Lamb's first clue was an oddity which we've written about before in this space, namely the fact that Medieval England was renowned for its vineyards, whereas nowadays, an old joke holds that it takes four men to drink English wine: "one to drink it, two to hold him down, and the other to force it down the victim’s throat." More West:
[F]rom 900 A.D. the continent began warming up. The increase in temperature led to ten or even 20 days extra growing season and that meant far more food; during the medieval warm period England’s population went from 1.5 to 5 million, and France’s from under 6 to between 17 and 21 million. (Indeed France, generally, had a massive pre-modern population). In Europe as a whole, the number of people may have increased four-fold.... And during the height of this long summer, vineyards were found across the south of England.
Sounds great, but of course a changing climate can have costs too, which West certainly does not minimize:
Farmers in the Saastal Valley in Switzerland were probably the first to observe what was happening, back in the 1250s, when the Allalin Glacier began to flow down the mountain. Surviving plant material from Iceland suggests an abrupt decrease in the temperature from 1275 — and, as Rosen points out, a reduction of one degree made a harvest failure seven times more likely. From 1308 England saw four cold winters in succession; the Thames froze, chroniclers recalling dogs chasing rabbits across the icy surface for the first time....
Drenched and starved of sunlight, the crops failed across Europe. The price of food doubled and then quadrupled. By May 1316, crop production in England was down by up to 85 percent and there was ‘most savage, atrocious death’, as a chronicler put it. The Great Famine killed anywhere between 5-12 percent of the European population, although some areas, such as Flanders, suffered far worse death rates, losing up to a quarter of their population to hunger.

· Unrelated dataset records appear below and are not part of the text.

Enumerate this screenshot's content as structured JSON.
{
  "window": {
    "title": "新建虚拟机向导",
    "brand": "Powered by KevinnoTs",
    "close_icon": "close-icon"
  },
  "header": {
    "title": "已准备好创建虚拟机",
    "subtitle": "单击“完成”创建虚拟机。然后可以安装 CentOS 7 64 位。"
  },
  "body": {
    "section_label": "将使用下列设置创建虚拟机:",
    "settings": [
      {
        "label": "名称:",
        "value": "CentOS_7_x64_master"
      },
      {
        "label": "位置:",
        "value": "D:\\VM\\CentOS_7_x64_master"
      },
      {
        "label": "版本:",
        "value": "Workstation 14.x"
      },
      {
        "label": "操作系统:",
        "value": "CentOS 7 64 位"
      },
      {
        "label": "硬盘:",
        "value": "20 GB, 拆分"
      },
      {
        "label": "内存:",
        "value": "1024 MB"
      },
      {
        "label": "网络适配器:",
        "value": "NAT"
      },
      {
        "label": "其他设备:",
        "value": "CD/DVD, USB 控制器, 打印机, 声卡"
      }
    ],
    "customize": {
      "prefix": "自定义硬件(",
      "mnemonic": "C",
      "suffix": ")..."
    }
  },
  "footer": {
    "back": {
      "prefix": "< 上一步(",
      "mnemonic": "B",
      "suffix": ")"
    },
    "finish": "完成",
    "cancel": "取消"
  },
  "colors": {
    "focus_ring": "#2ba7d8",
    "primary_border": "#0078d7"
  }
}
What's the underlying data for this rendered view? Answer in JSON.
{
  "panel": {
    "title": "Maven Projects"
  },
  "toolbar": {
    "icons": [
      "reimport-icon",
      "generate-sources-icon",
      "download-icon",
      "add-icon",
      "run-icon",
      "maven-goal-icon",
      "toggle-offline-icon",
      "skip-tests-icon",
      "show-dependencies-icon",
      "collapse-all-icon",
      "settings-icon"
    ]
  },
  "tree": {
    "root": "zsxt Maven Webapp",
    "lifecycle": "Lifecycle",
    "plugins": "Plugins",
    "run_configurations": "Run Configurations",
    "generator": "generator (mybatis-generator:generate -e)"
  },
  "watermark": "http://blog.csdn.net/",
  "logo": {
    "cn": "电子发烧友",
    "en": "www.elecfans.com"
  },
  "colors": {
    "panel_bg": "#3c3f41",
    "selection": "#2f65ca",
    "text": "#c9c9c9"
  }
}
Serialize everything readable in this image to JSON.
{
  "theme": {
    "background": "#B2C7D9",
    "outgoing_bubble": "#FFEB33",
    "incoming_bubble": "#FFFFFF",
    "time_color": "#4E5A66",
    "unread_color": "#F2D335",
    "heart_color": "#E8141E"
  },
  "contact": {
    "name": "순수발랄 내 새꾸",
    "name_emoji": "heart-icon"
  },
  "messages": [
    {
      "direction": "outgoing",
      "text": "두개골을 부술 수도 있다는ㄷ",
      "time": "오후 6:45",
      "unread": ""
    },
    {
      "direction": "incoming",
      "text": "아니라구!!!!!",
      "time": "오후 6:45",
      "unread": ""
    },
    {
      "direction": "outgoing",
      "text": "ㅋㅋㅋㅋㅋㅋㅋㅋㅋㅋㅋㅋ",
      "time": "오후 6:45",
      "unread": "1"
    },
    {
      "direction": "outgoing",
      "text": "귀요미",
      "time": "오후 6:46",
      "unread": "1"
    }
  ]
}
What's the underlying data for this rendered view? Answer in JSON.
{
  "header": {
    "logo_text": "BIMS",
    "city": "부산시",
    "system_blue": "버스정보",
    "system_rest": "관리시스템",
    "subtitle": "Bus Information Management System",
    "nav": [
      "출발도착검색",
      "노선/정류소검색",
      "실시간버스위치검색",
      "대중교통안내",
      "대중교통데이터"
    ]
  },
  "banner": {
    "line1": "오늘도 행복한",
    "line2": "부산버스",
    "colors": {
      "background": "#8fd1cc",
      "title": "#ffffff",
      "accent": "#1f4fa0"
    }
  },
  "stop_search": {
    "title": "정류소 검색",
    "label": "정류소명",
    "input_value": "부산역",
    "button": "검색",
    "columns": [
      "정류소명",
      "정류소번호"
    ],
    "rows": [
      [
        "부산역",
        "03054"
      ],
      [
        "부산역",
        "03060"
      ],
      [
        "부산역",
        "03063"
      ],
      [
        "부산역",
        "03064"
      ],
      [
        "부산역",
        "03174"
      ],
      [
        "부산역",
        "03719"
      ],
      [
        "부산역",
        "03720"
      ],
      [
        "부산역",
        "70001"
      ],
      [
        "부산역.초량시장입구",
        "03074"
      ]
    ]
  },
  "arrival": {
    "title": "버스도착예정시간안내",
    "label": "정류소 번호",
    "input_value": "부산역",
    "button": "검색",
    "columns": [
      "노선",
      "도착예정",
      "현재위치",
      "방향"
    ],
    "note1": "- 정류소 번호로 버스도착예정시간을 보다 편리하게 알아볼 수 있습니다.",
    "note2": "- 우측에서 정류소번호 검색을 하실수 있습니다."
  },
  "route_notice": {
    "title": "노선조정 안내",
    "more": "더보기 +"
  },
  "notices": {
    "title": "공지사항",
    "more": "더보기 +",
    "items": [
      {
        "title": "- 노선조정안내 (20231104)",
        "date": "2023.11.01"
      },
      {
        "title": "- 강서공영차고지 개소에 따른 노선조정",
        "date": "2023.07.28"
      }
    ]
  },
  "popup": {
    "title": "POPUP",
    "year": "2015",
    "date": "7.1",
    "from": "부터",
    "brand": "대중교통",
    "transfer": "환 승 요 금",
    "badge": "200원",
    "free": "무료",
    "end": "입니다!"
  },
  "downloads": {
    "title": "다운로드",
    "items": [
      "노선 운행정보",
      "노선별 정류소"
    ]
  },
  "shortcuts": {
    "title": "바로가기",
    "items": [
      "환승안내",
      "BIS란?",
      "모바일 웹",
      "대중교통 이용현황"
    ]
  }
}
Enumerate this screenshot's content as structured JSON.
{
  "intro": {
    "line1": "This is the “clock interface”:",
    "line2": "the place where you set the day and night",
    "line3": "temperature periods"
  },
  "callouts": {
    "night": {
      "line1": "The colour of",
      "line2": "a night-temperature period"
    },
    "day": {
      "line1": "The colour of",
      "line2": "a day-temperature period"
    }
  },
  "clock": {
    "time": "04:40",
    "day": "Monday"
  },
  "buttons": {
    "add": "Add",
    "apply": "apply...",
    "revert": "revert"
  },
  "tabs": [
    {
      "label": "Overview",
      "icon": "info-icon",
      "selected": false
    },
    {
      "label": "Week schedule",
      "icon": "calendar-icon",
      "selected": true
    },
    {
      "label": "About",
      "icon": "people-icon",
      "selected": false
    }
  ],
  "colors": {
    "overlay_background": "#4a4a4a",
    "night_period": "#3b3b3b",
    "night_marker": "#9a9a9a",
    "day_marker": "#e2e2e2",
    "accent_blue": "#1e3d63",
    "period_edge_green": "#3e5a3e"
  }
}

The facts are brutal, but the events which precipitated them are natural. This occurred before the industrial revolution, and in a world without fracking or gas-and-diesel driven automobiles. Moreover, it should be noted that global warming has tended towards human thriving, whereas cooling has tended to be an occasion for concern.
Contra the confident claims of the ignorant, the origin of these changes remains mysterious. As theoretical physicist and self-proclaimed "climate heretic" Freeman Dyson would often say, "The real world is muddy and messy and full of things that we do not yet understand," unlike the overly-simplistic models employed by the climate change industry. The context is key, but asking for the context gets you labelled a denier. Go figure.